Death can be an excellent career move. Even more so in an age where the combination of mortality and technology has led to the opening up of new frontiers in the exploitation of the dead. When the original ceases to exist, yet can be seen to live on in popular culture, the possibility of an extended immortality can be implicitly evoked. There are many examples of digital manipulations through which the deceased personality appears to us in new contexts, as though they are still alive today. 

Hologram tours of dead musicians are becoming increasingly more prevalent but continue to divide fans and critics. Singer Amy Winehouse was due to be brought back to the stage by Base Hologram for three years of shows around the world, following in the footsteps of other hologram concert tours for musician Roy Orbison and opera star Maria Callas.

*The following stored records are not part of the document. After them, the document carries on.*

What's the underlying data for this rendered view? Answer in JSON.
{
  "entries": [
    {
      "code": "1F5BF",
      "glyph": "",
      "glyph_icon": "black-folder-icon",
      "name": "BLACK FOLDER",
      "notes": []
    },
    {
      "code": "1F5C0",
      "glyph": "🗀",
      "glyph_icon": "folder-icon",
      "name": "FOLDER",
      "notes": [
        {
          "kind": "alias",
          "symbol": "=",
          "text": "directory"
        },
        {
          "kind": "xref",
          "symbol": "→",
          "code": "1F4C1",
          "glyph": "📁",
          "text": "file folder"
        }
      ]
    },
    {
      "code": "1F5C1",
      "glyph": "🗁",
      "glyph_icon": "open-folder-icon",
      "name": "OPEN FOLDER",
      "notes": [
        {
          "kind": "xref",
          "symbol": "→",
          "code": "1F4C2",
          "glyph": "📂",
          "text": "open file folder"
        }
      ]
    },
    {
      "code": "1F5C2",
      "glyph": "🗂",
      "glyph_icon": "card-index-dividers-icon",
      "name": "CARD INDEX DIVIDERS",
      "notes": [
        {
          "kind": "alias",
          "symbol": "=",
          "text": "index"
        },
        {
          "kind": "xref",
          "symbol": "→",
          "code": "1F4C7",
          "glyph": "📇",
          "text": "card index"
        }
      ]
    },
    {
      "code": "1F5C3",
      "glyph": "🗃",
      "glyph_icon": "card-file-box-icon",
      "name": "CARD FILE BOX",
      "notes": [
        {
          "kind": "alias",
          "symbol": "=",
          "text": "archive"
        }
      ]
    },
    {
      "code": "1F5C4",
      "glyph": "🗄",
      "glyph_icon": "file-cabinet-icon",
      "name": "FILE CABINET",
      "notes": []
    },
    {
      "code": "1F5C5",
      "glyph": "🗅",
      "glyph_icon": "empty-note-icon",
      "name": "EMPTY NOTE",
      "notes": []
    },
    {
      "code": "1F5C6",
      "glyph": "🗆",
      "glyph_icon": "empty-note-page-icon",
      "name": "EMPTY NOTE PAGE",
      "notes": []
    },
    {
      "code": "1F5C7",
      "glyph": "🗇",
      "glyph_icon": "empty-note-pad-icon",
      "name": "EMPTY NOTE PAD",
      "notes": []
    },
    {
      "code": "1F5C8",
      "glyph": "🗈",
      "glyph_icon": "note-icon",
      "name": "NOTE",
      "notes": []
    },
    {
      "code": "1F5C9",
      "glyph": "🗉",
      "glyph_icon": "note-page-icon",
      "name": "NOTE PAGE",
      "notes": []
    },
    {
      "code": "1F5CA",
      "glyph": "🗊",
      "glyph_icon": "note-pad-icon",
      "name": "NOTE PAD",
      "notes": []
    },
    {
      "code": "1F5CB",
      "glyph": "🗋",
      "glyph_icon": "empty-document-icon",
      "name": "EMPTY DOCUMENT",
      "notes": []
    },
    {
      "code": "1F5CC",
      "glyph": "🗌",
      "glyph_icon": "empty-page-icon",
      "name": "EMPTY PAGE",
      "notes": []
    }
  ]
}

The Amy Winehouse hologram tour was postponed after criticism: "Death does not mean the end of commercial success"

The Winehouse show uses digitally remastered arrangements of the late singer's classics and sees the hologram likeness of her backed by a live band, singers and theatrical stagecraft. The initial response to Winehouse's tour was mixed, with many questioning the project’s ethics. Earlier this year, it was postponed due to "unique challenges and sensitivities".

Perhaps the most haunting aspect of such shows and performances is the possibility of bringing artists back for an on-stage life after death experience.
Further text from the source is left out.